On Wednesday, the Federal Reserve announced it will still not lower interest rates, despite calls by President Donald Trump and two Fed governors to do so.
In a 9-2 vote, with one governor not voting, the Federal Open Market Committee voted to leave the central bank’s benchmark overnight interest rate range unchanged (4.25%-4.50%).
Governor Christopher Waller and Fed Vice Chair Michelle wanted a quarter percentage point cut and voted against the decision – marking the first time in more than 30 years that at least two governors dissented, as Yahoo! Finance explains:
“Two Fed governors haven't dissented at the same meeting since December 1993 under then-Fed Chair Alan Greenspan, when governors Wayne Angell and Lawrence Lindsey both opposed the Fed's bias toward looser monetary policy and wanted to hike rates.”
While the central bank cut interest rates in its last three meetings in 2024 under President Joe Biden, it has declined to reduce rates in all five of its meetings this year.
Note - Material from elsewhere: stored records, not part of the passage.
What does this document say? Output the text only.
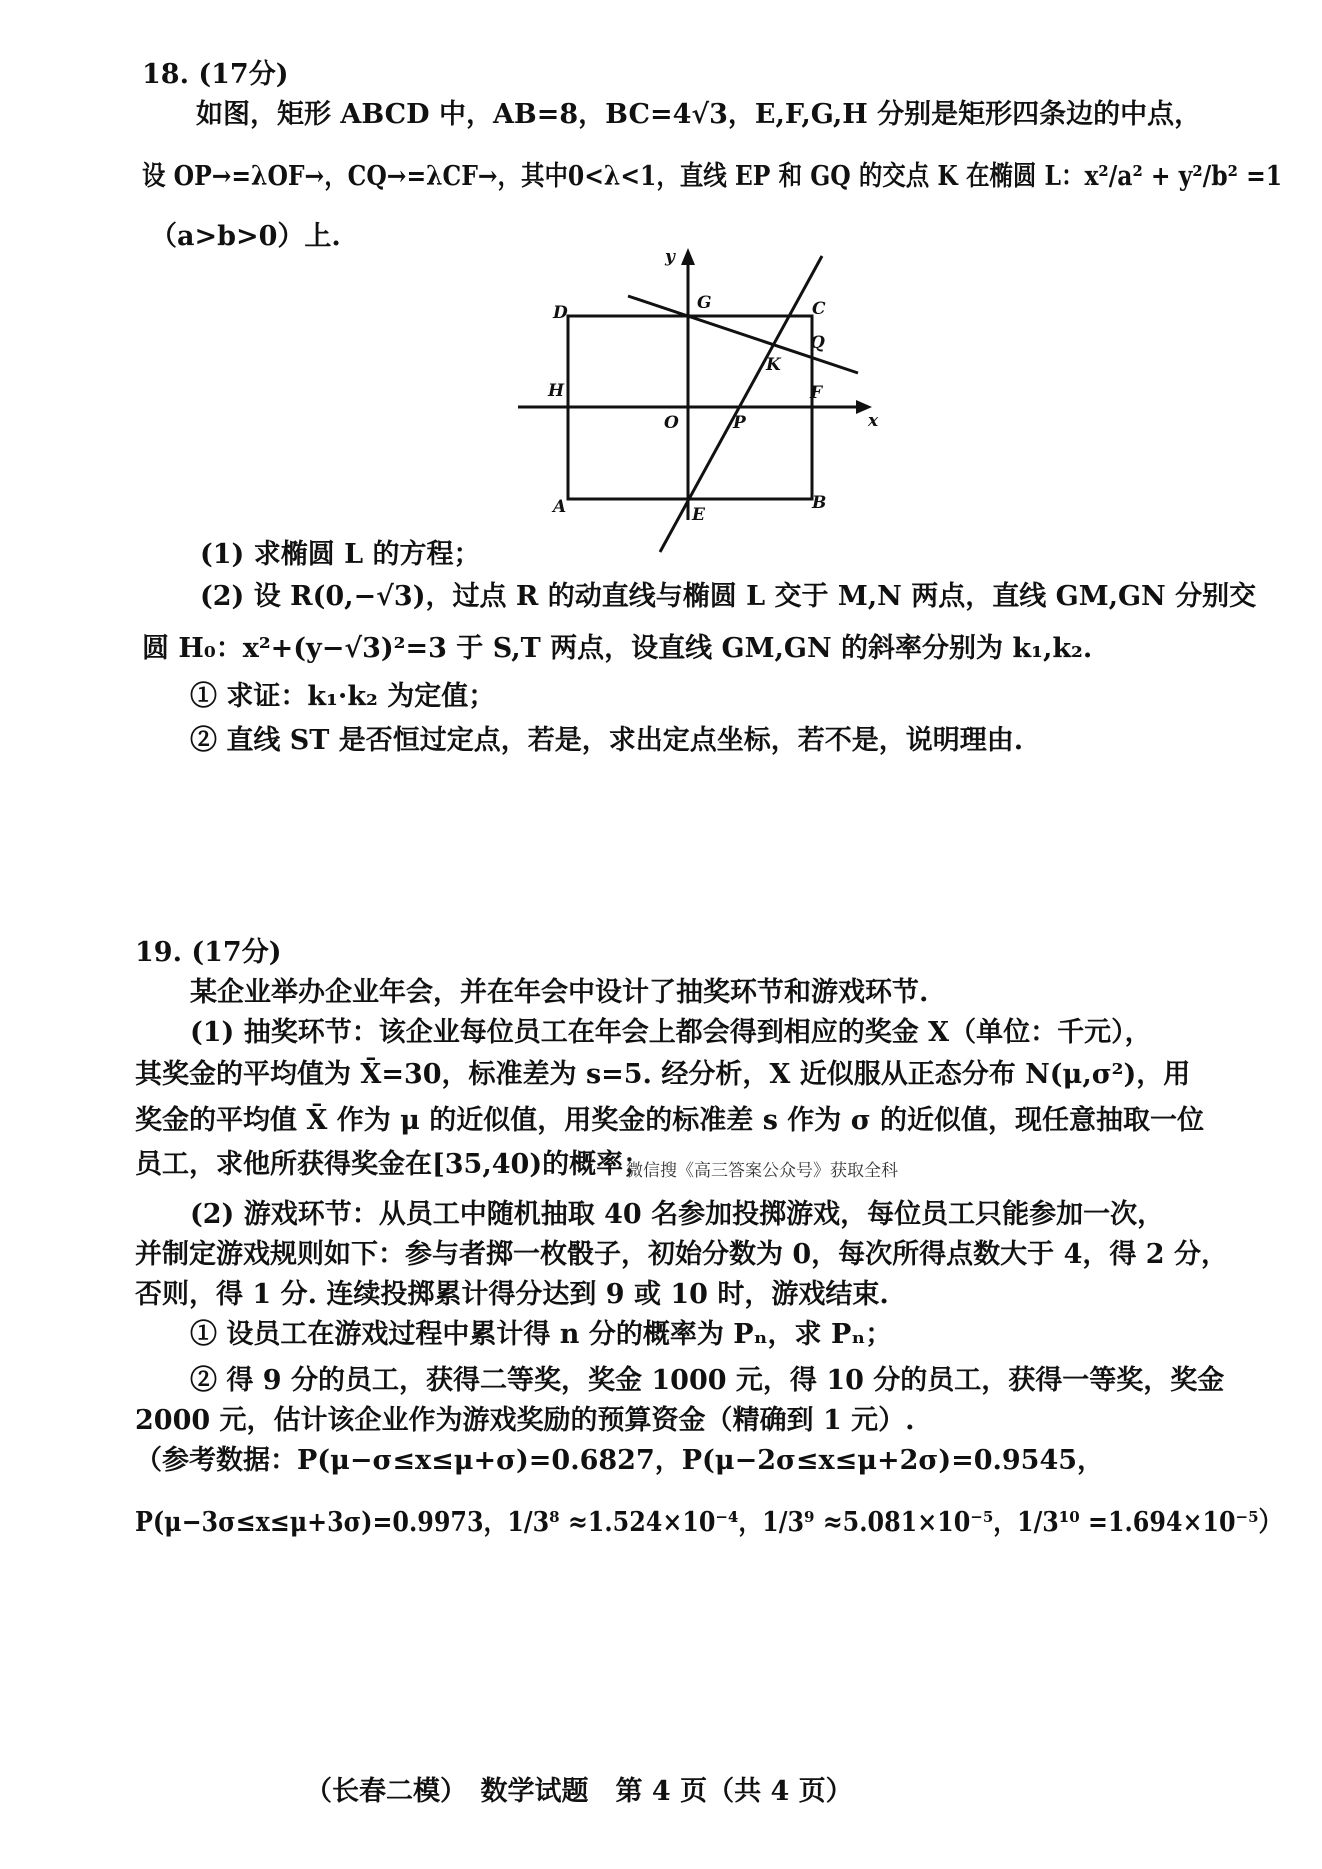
18. (17分)
如图，矩形 ABCD 中，AB=8，BC=4√3，E,F,G,H 分别是矩形四条边的中点，
设 OP→=λOF→，CQ→=λCF→，其中0<λ<1，直线 EP 和 GQ 的交点 K 在椭圆 L：x²/a² + y²/b² =1
（a>b>0）上.
y
x
D	G	C
Q
K
H	F
O	P
A	E
B
(1) 求椭圆 L 的方程；
(2) 设 R(0,−√3)，过点 R 的动直线与椭圆 L 交于 M,N 两点，直线 GM,GN 分别交
圆 H₀：x²+(y−√3)²=3 于 S,T 两点，设直线 GM,GN 的斜率分别为 k₁,k₂.
① 求证：k₁·k₂ 为定值；
② 直线 ST 是否恒过定点，若是，求出定点坐标，若不是，说明理由.
19. (17分)
某企业举办企业年会，并在年会中设计了抽奖环节和游戏环节.
(1) 抽奖环节：该企业每位员工在年会上都会得到相应的奖金 X（单位：千元），
其奖金的平均值为 X̄=30，标准差为 s=5. 经分析，X 近似服从正态分布 N(μ,σ²)，用
奖金的平均值 X̄ 作为 μ 的近似值，用奖金的标准差 s 作为 σ 的近似值，现任意抽取一位
员工，求他所获得奖金在[35,40)的概率；
微信搜《高三答案公众号》获取全科
(2) 游戏环节：从员工中随机抽取 40 名参加投掷游戏，每位员工只能参加一次，
并制定游戏规则如下：参与者掷一枚骰子，初始分数为 0，每次所得点数大于 4，得 2 分，
否则，得 1 分. 连续投掷累计得分达到 9 或 10 时，游戏结束.
① 设员工在游戏过程中累计得 n 分的概率为 Pₙ，求 Pₙ；
② 得 9 分的员工，获得二等奖，奖金 1000 元，得 10 分的员工，获得一等奖，奖金
2000 元，估计该企业作为游戏奖励的预算资金（精确到 1 元）.
（参考数据：P(μ−σ≤x≤μ+σ)=0.6827，P(μ−2σ≤x≤μ+2σ)=0.9545，
P(μ−3σ≤x≤μ+3σ)=0.9973，1/3⁸ ≈1.524×10⁻⁴，1/3⁹ ≈5.081×10⁻⁵，1/3¹⁰ =1.694×10⁻⁵）
（长春二模）　数学试题　第 4 页（共 4 页）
Fed Chairman Jerome Powell has stubbornly rejected Pres. Trump’s repeated calls for lower interest rates, to the point that the president is reportedly considering firing Powell.
Earlier in the day Wednesday, after the U.S. Bureau of Economic Analysis reported surprisingly robust Gross Domestic Product (GDP) growth in this year’s second quarter, Trump took to social media to issue another impassioned call for a Fed rate cut:
“2Q GDP JUST OUT: 3%, WAY BETTER THAN EXPECTED! “Too Late” MUST NOW LOWER THE RATE. No Inflation! Let people buy, and refinance, their homes!"